Таня не могла сдвинуться с места. Она смотрела на Громова глазами, в которых смешалась боль, злость и немой вопрос «за что?». Ей хотелось высказать ему всё, что она думала о подобном поступке. Хотелось сказать, что с людьми так не поступают. Что это, черт возьми, больно. Что нельзя давать сначала повод для радости, а затем так ужасно лишать её.

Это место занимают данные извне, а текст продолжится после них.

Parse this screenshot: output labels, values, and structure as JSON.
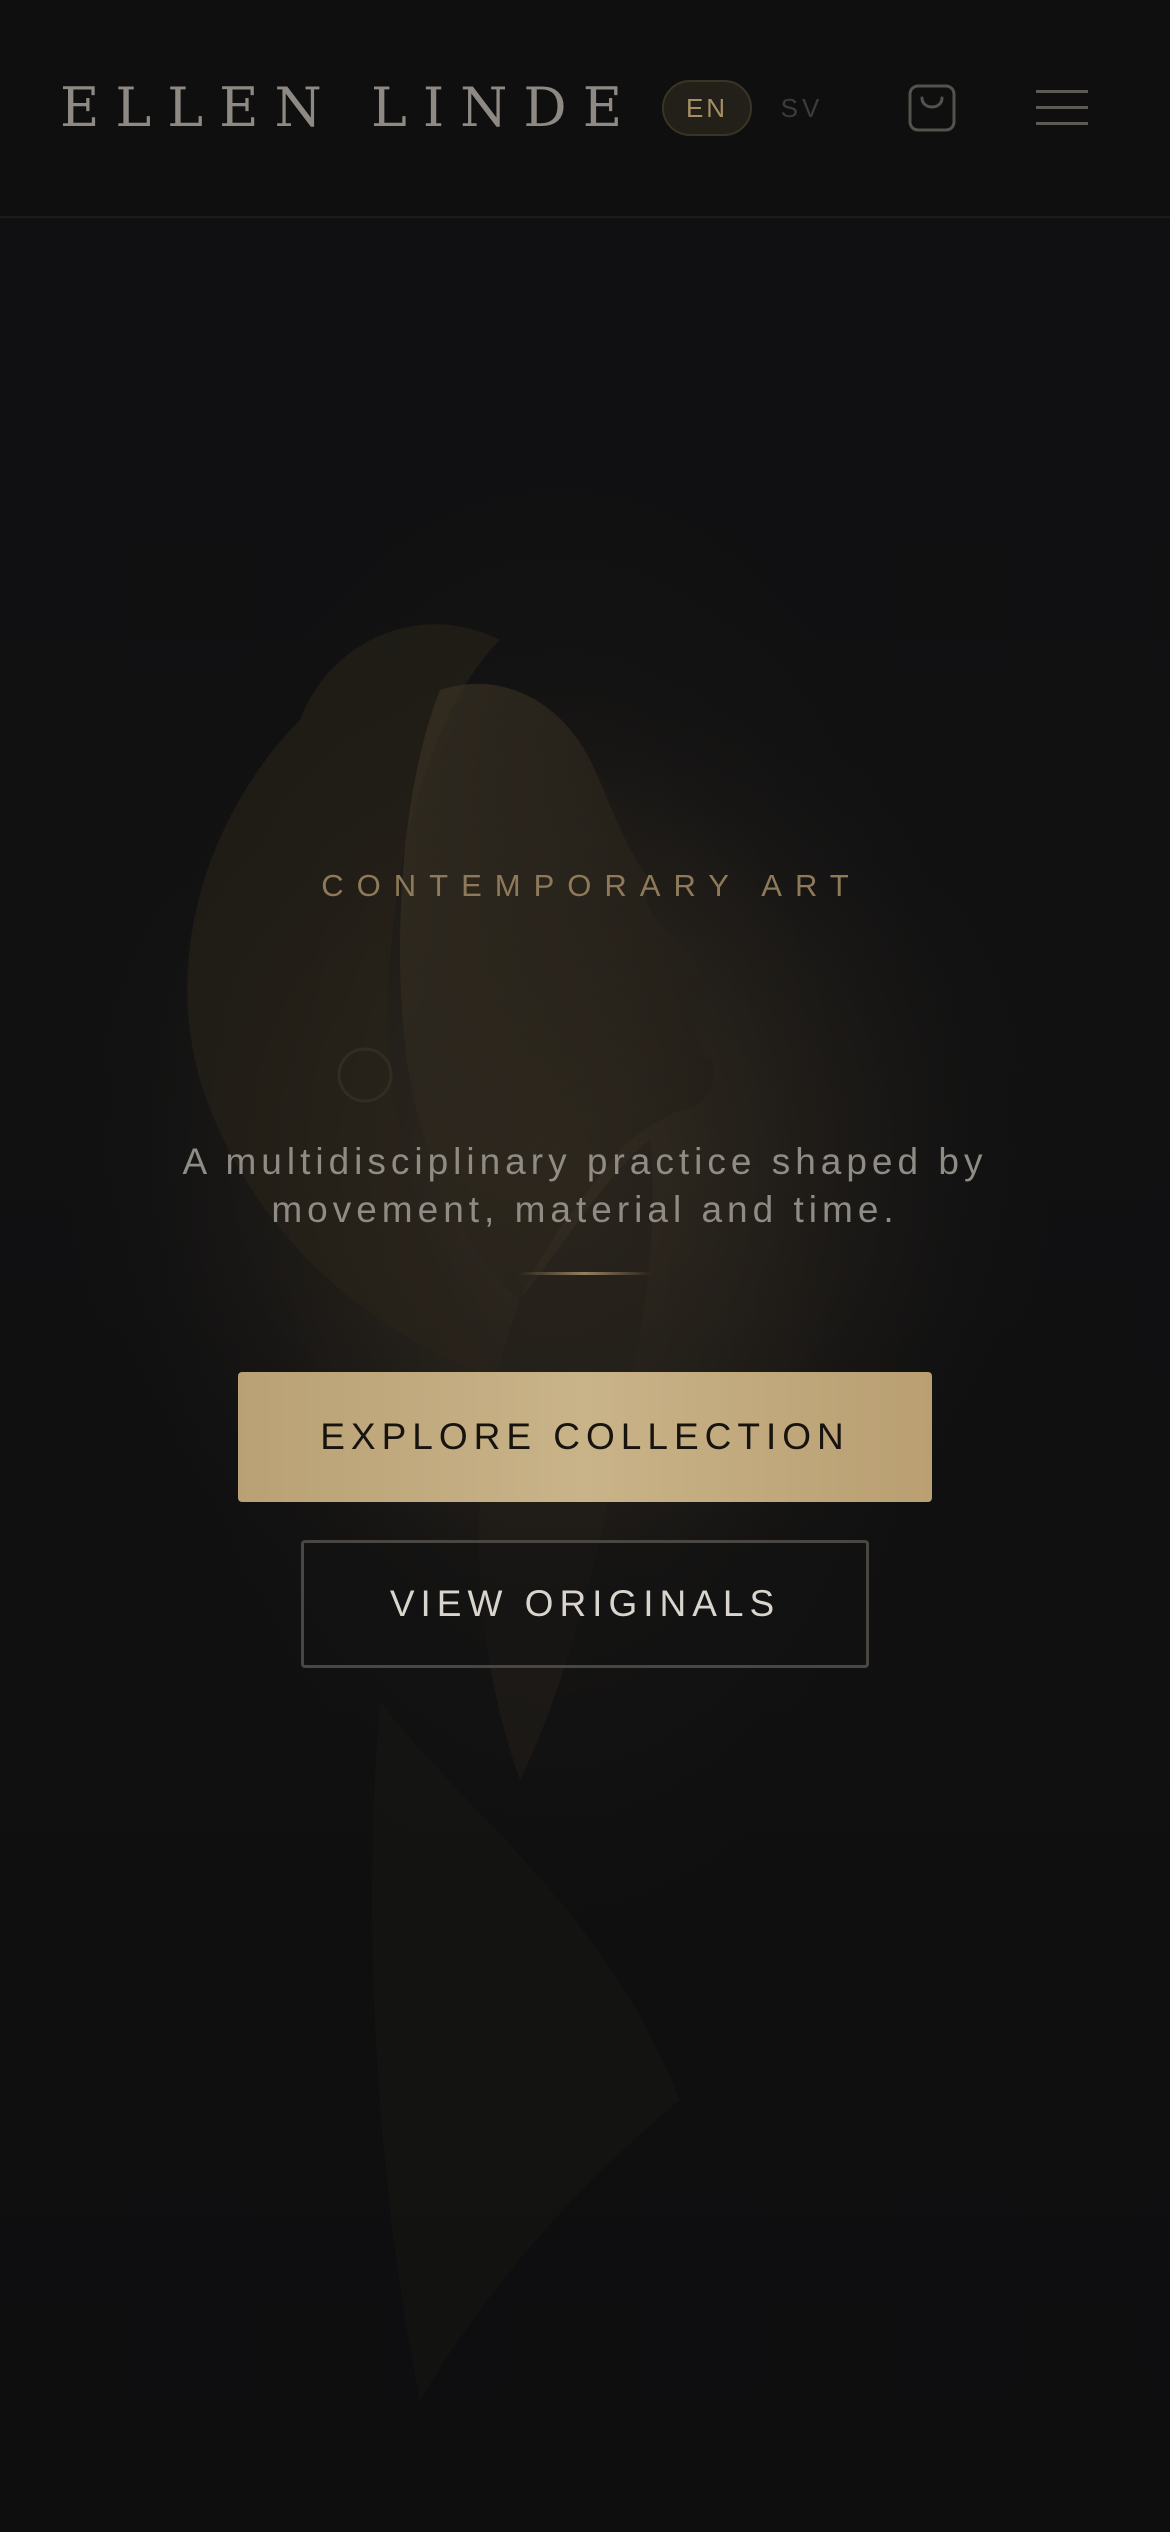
{
  "header": {
    "brand": "ELLEN LINDE",
    "languages": [
      {
        "code": "EN",
        "active": true
      },
      {
        "code": "SV",
        "active": false
      }
    ],
    "cart_icon": "shopping-bag-icon",
    "menu_icon": "hamburger-menu-icon"
  },
  "hero": {
    "eyebrow": "CONTEMPORARY ART",
    "lead_line1": "A multidisciplinary practice shaped by",
    "lead_line2": "movement, material and time.",
    "primary_button": "EXPLORE COLLECTION",
    "secondary_button": "VIEW ORIGINALS"
  },
  "colors": {
    "background": "#0d0d0e",
    "accent_gold": "#c4ad82",
    "eyebrow_gold": "#8e7a58",
    "text_muted": "#8f8b85"
  }
}
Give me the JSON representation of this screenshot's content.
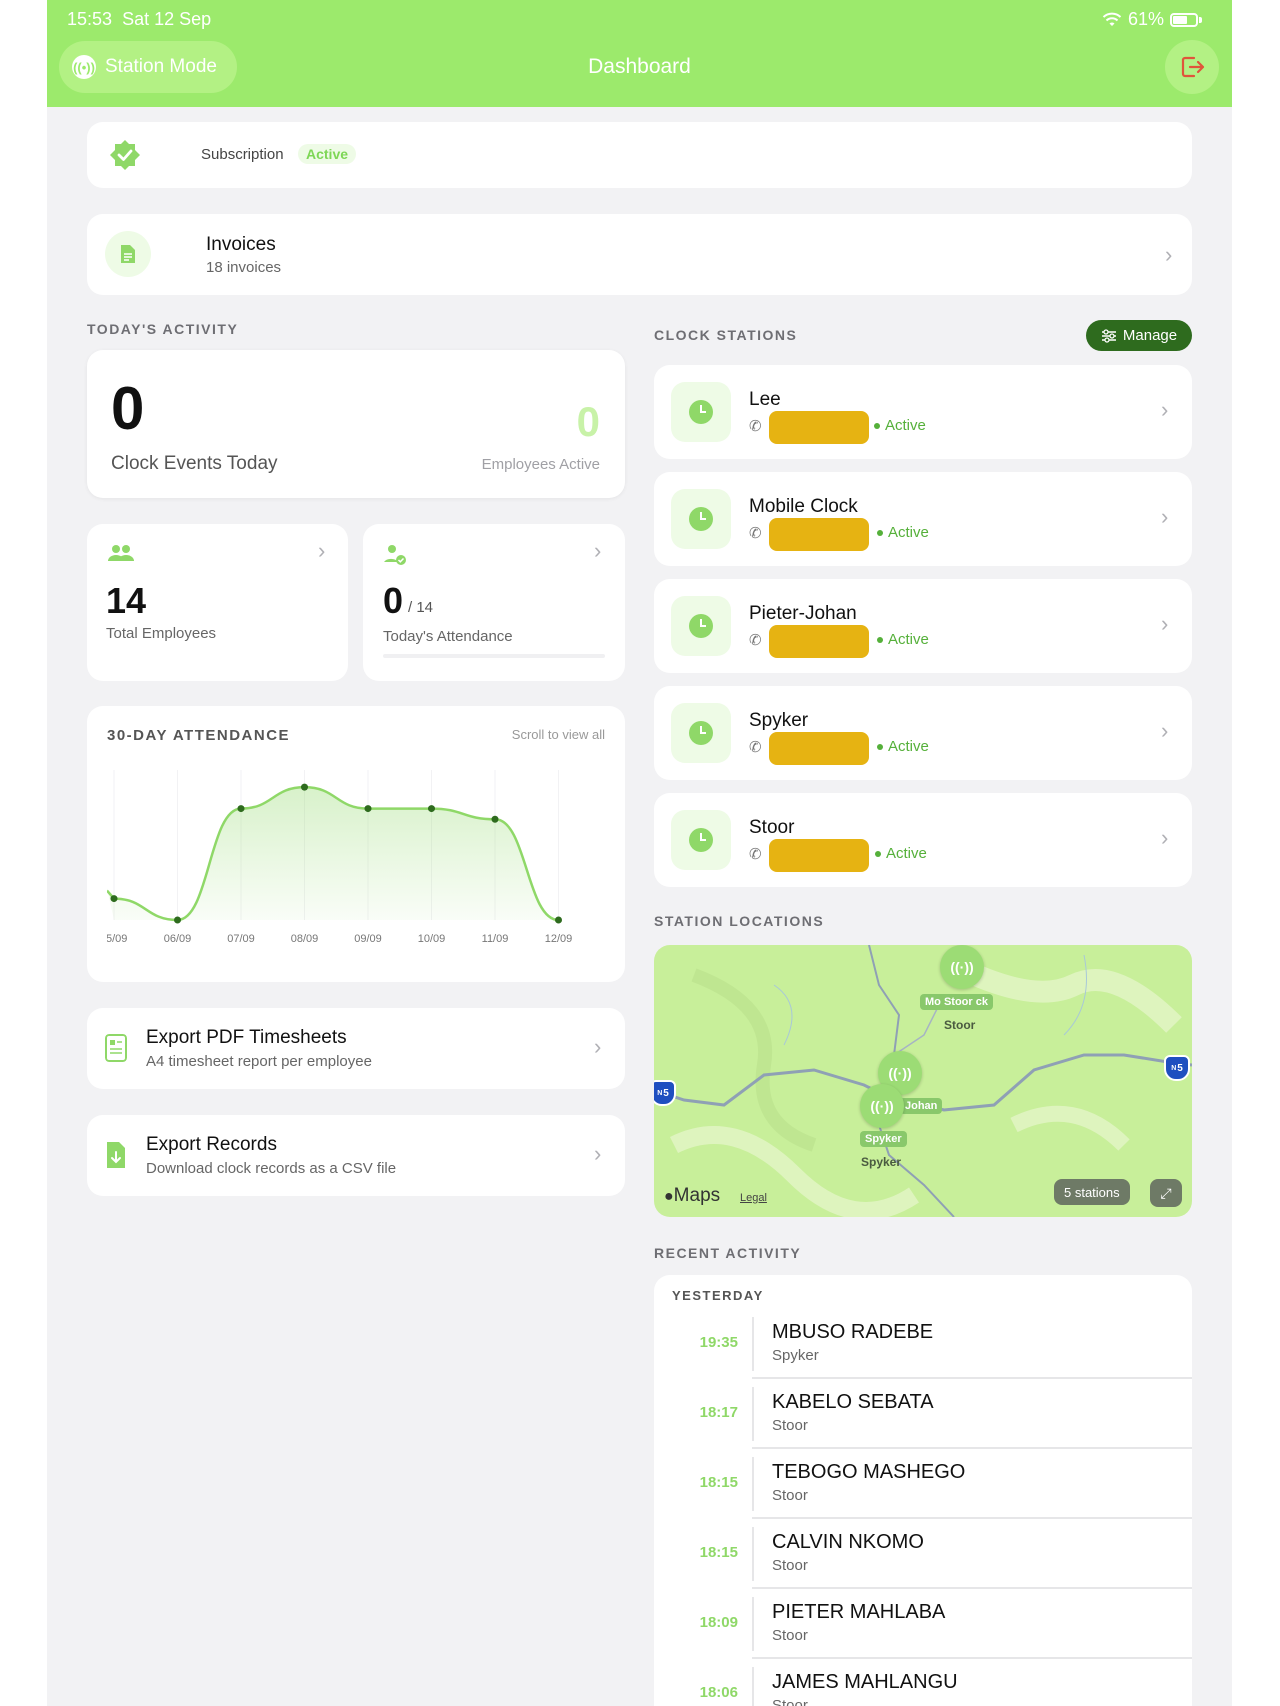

Евгений смотрел на партнершу с долей понимания. Ей было больно, и это прекрасно читалось по её лицу и глазам. Таня хотела что-то сказать ему. Она приоткрыла губы, но даже не смогла сделать вдох. В легких будто закончилось место для воздуха. Таня опустила голову, пытаясь привести мысли в порядок.

— Ты хотела познакомиться с моей мамой, — тихо напомнил Евгений, свободной рукой взяв Таню за предплечье и уводя в сторону с проезжей части, подходя ближе к арке.

— Х-хотела, — медленно кивнула она, смотря на асфальтовую дорогу, расчищенную от снега, и боясь поднять взгляд куда-либо выше. За арочным проемом уже виднелись нетипично большие надгробия. Таня не могла сказать, что её очень пугали кладбища, но сегодня, сейчас, она ждала совсем другого, а потому столь резкий контраст ещё несколько минут держал её в оцепенении и испуге.

— Она здесь, — Громов мягко пояснил то, что для Тани уже и без этого стало очевидным.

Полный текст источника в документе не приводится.